Industrial supply companies are reporting continued growth with their latest 2nd quarter results, suggesting that there isn’t a downward shift in demand yet. The industrial sector is a crucial industry for truckload tonnage. Fastenal Company, a leader in the wholesale distribution of industrial and construction supplies, reported net sales increased by $270.8, or 18.0%, in the second quarter of 2022 compared to the second quarter of 2021. The report also mentions that “the second quarter of 2022 continued to experience strong, economically-driven growth in underlying demand for manufacturing and construction equipment and supplies. From an end market standpoint, daily sales to our manufacturing customers increased 23.1% in the second quarter of 2022 from the second quarter of 2021. Daily sales to our non-residential construction customers increased 10.8% in the second quarter of 2022 from the second quarter of 2021.”

MSC Industrial, a leading North American distributor of a broad range of metalworking and maintenance, repair, and operations products and services, reported a 10.7% increase in sales in the 2nd quarter of 2022. Erik Gershwind, President and Chief Executive Officer, said, “Our fiscal third quarter is another proof point of the building momentum inside our Company. We achieved double-digit average daily sales growth, roughly 500 basis points above the Industrial Production index.” The Company expects double-digit average daily sales growth to continue into the next quarter.

Enerpac Tool Group Corp. also reported a profitable quarter. Net sales were $152 million, representing a 10% year-over-year increase in core sales. “Our solid third-quarter sales and profit were the result of continued broad-based demand and strong execution by our team across our global footprint,” said Paul Sternlieb, Enerpac Tool Group’s President & CEO.

 

All rates cited below exclude fuel surcharges unless otherwise noted.

Available capacity in Brooklyn, NY, the market tightened for the fourth week in a row following lost week’s $0.10/mile increase to an average outbound rate of $2.16/mile. Brooklyn load post volumes are now up 46% in the last month following last week’s 10% increase. Loads 1,400 miles west to Hutchinson, KS, are up $0.15/mile in the previous three weeks to an average of $1.55/mile, which is just $0.03/mile lower than the same time last year. In the Massachusetts manufacturing hub in Springfield, dry van capacity was tight after spot rates jumped $0.28/mile to an average outbound rate of $2.03/mile. Short-haul loads to Harrisburg, PA, averaged $2.34/mile last week or around $0.30/mile lower than the previous year. 

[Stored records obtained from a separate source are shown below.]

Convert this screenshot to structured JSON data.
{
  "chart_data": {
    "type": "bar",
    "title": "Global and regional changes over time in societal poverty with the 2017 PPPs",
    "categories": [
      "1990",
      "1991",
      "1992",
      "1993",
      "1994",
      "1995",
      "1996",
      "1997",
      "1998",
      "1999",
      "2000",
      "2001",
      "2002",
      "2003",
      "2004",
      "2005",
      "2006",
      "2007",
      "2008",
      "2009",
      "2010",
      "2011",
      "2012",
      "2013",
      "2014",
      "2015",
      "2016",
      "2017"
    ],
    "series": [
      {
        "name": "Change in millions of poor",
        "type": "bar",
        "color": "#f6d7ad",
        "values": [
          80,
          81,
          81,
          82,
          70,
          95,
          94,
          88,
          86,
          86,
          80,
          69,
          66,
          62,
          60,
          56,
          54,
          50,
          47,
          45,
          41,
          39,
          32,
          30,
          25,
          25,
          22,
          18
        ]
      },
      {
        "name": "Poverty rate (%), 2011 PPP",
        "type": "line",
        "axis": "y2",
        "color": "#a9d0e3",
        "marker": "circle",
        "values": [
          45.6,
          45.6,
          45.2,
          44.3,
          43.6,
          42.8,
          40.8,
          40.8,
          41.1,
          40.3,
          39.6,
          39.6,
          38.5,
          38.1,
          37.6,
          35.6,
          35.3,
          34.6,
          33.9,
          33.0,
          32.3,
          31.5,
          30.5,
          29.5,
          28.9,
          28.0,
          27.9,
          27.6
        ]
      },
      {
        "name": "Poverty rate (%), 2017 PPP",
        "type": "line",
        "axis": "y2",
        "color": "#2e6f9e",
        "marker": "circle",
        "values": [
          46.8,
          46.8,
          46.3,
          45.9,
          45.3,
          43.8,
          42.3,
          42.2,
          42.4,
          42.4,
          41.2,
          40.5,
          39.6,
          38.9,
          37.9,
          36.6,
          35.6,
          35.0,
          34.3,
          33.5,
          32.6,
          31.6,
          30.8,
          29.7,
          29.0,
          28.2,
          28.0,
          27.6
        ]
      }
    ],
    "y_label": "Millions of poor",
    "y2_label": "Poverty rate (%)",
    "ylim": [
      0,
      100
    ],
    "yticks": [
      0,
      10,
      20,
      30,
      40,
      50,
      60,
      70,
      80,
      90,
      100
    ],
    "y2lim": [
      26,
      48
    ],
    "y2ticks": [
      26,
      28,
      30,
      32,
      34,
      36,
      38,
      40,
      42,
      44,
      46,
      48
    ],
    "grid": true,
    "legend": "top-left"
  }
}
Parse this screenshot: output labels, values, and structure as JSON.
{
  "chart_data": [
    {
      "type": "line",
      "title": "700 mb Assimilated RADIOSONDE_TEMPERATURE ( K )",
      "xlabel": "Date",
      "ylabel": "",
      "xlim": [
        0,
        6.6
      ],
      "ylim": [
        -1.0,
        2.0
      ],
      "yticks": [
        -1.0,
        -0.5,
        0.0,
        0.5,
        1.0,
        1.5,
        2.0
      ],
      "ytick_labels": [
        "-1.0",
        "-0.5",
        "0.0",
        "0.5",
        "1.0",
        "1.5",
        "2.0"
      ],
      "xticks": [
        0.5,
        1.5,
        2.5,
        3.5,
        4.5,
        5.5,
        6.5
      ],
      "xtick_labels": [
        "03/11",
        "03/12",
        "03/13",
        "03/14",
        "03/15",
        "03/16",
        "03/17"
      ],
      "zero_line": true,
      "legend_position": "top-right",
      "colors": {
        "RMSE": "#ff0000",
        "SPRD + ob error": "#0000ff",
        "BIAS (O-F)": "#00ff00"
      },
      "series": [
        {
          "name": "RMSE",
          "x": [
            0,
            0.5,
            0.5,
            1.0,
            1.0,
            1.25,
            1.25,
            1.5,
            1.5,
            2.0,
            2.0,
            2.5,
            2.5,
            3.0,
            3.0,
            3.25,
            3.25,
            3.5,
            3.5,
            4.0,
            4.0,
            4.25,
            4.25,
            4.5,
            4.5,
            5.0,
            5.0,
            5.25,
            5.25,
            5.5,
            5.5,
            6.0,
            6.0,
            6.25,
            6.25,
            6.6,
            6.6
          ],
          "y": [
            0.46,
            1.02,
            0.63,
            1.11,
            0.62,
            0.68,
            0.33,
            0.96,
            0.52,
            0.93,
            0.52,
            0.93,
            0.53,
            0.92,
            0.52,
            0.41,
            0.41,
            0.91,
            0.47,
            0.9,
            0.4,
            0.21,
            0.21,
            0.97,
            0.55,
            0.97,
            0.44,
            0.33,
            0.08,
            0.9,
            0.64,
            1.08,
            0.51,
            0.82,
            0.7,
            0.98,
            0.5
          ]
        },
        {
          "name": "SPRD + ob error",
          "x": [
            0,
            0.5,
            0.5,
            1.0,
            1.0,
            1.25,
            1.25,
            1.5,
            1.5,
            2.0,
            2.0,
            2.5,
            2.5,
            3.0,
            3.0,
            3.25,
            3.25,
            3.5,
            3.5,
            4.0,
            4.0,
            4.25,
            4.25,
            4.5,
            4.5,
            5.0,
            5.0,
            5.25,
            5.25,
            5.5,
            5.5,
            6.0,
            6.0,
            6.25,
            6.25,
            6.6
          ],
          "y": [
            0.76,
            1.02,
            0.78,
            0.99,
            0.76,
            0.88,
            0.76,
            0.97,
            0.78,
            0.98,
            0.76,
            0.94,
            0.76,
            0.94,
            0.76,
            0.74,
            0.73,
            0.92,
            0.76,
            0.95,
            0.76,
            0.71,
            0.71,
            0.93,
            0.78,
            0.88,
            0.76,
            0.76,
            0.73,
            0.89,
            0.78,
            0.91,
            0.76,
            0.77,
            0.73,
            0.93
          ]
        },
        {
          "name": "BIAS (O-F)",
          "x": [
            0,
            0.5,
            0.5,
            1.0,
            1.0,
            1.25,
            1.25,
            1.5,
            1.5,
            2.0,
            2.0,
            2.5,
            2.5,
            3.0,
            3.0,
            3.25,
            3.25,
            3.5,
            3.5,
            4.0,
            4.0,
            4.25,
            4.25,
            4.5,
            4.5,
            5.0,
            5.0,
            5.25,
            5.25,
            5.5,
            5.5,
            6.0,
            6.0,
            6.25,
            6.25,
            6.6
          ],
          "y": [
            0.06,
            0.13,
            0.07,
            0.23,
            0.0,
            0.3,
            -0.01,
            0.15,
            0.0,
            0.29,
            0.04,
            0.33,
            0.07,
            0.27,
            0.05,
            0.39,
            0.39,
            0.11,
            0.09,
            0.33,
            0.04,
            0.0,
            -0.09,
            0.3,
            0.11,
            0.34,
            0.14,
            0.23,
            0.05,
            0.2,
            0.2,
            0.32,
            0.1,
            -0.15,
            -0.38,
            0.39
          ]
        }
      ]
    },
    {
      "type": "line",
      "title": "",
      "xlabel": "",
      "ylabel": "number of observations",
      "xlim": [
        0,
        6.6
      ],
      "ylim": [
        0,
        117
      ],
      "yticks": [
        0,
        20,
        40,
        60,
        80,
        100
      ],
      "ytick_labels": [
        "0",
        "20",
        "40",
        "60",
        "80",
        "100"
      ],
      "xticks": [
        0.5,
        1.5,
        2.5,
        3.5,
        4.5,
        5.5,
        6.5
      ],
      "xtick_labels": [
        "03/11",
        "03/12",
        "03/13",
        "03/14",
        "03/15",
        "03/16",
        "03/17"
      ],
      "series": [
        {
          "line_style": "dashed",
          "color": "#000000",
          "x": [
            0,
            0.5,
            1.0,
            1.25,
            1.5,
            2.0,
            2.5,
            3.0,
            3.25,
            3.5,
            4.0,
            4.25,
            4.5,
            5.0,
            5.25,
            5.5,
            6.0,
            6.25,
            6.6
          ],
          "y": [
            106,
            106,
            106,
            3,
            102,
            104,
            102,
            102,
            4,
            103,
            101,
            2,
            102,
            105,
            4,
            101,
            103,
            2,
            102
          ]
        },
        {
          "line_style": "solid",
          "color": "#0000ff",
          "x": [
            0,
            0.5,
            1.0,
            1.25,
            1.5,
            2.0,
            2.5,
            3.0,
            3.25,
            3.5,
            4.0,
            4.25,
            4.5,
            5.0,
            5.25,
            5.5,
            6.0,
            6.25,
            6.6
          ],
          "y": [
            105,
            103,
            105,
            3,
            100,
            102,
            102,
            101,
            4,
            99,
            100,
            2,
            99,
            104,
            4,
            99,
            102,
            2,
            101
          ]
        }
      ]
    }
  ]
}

On the West Coast in Los Angeles and Ontario markets, capacity tightened slightly with rates moving up $0.01/mile to an average of $2.29/mile, while in Chicago, spot rates were up by the same amount to $2.23/mile. In Atlanta, spot rates dropped for the third week in a row following last week’s $0.07/mile decrease to $2.04/mile. 

Dry van load post volumes dropped below 2020 levels for the first time last week following a 15% w/w decrease. In contrast, equipment posts remained at their highest level recorded in July and around 8% higher than 2019 levels. As a result, last week’s dry van load-to-truck ratio decreased for the fourth week in a row to 3.31. 

Dry van linehaul rates decreased again by less than a penny-per-mile last week to a national average of $1.96/mile. Spot rates are $0.42/mile lower than the previous year but are still $0.33/mile higher than the average of pre-pandemic years and $0.04/mile higher than this time in 2018.